A How to Complete a DDSA Referral

 

Program

Manual Section

SSI MAO

AHCCCS FTW

MA509

MA504

 

Procedures

Complete a referral to the Disability Determination Services Administration (DDSA) for a disability determination when:

NOTE     A full DDSA packet may not be needed in all cases. Send the Modified DDSA Packet when the customer states or the electronic SSA record shows a disability determination is in progress. For example, the Title XVI status code on the WTPY is H80.

 

1) Contents of the Full DDSA Packet

All Customers

  • A completed DDSA Cover Sheet (DE-123) form;

  • A completed Disability Report (DE-121) form;

  • An Authorization Disclose Information to the Social Security Administration (SSA-827) form for each medical source listed on the DE-12 form, plus two extra SSA-827s;

  • For customers with an authorized representative, the Authorized Representative Form (DE-112); and

  •  A SOLQI dated within 5 days of the referral.

NOTE     Customers with end-stage renal disease (ESRD) or acute leukemia only need to complete pages 1, 4 and 10 of the DE-121.

Deceased Customers

  • A copy of the death certificate.

NOTE     A referral packet may be submitted without the death certificate when the death certificate has been requested.

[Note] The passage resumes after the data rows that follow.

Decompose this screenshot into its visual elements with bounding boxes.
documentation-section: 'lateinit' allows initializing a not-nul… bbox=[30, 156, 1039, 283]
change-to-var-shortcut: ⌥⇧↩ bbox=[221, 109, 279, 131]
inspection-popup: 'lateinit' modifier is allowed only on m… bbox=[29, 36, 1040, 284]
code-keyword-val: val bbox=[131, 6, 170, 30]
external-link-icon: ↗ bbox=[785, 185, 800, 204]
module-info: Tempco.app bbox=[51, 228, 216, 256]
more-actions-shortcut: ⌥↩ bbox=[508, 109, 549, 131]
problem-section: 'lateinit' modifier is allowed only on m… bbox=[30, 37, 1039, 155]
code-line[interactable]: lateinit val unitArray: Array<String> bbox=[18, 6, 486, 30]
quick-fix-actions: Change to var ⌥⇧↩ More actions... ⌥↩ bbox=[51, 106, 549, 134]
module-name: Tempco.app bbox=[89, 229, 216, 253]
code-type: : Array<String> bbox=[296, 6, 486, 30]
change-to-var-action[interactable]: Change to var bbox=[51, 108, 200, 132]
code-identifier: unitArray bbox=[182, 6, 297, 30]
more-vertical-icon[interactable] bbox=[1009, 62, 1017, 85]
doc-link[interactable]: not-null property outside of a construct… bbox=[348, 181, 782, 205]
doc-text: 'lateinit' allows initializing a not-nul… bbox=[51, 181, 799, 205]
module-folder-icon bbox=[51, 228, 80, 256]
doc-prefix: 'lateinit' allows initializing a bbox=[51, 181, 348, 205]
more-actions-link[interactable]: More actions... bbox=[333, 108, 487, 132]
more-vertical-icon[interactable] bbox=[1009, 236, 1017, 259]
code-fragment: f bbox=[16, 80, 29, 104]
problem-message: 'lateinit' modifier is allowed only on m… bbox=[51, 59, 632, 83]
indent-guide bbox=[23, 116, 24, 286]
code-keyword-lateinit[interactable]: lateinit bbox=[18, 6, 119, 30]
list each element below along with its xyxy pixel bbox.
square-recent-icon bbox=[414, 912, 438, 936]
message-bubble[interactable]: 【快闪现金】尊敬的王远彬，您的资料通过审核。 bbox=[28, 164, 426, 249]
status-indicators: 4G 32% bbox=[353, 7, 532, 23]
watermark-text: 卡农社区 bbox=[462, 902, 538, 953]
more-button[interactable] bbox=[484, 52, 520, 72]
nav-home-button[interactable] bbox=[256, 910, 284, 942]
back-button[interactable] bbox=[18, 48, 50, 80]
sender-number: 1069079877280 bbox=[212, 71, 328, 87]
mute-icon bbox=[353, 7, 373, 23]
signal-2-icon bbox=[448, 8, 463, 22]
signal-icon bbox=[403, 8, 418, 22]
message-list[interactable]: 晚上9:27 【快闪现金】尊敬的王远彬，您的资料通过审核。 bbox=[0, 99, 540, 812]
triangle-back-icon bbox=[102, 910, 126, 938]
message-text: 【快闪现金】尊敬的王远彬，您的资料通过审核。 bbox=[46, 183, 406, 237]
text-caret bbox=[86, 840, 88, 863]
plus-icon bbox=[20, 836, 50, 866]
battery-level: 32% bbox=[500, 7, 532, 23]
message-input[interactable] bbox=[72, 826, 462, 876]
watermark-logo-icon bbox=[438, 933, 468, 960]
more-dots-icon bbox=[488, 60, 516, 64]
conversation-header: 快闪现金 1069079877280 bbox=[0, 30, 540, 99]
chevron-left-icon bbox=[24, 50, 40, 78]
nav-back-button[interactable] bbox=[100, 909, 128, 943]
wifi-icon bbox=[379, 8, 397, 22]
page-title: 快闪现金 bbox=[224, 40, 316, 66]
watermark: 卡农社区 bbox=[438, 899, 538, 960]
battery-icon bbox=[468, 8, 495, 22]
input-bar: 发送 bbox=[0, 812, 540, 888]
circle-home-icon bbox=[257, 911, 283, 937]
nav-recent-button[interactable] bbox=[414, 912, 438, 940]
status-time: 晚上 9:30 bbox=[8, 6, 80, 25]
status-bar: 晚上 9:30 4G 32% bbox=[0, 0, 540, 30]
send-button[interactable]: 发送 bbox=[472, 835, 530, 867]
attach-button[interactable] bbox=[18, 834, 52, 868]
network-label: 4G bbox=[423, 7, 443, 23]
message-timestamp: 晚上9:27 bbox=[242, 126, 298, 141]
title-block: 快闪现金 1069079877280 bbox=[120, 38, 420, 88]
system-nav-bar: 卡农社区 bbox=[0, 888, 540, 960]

Customers who are unable to sign the DE-112 or SSA-827 forms

A Physician Statement of Incapacity (DE-217) form.

Customers who:

  • Are not screening for FTW;

  • Do not have ESRD, kidney disease or failure, or acute leukemia; AND

  • Are employed or were employed in any pending application months

Paycheck stubs or a Request for Verification of Employment (DE-206) form.

 

2) Contents of the Modified DDSA Packet

A modified DDSA Referral Packet includes everything in the full DDSA packet EXCEPT for the employment verification.

 

3) Review the Packet for Completeness

Take the following actions when reviewing the DDSA packet for completeness:

Step

Action

1

Review the DE-121. Check that:

  • The customer signed the form; and

  • The date field is blank.

2

Verify that the following information in HEAplus matches the customer information in the packet.

  • Name;

  • Date of birth;

  • Address;

  • Social Security Number; and

  • Application month.

NOTE     The date on the DE–123 must be within the same month as the application month in HEAplus.

3

Check the SOLQI for the following information to make sure everything is accurate.

  • Name;

  • Date of birth;

  • Social Security Number;

  • Title II Benefits;

  • Title XVI Benefits; and

  • Medicare.

4

Write “Modified” in the "Remarks" section on the DE–123 if the SOLQI shows "H-80 Development Pending" status.

5

E-mail the completed packet to ssimao@azahcccs.gov

 

4) Send the Packet to DDSA

Send the packet to the following address:

DDSA MD 3671
Attn: Richard Poepsel or Kim Murphy
4000 N Central Ave #1800
Phoenix, AZ 85012-3512

 

5) Track DDSA Decision

When DDSA makes a disability determination and returns the packet, the designated MA-SP worker tracks the diary date and the date the packet is returned from DDSA in the Excel Log.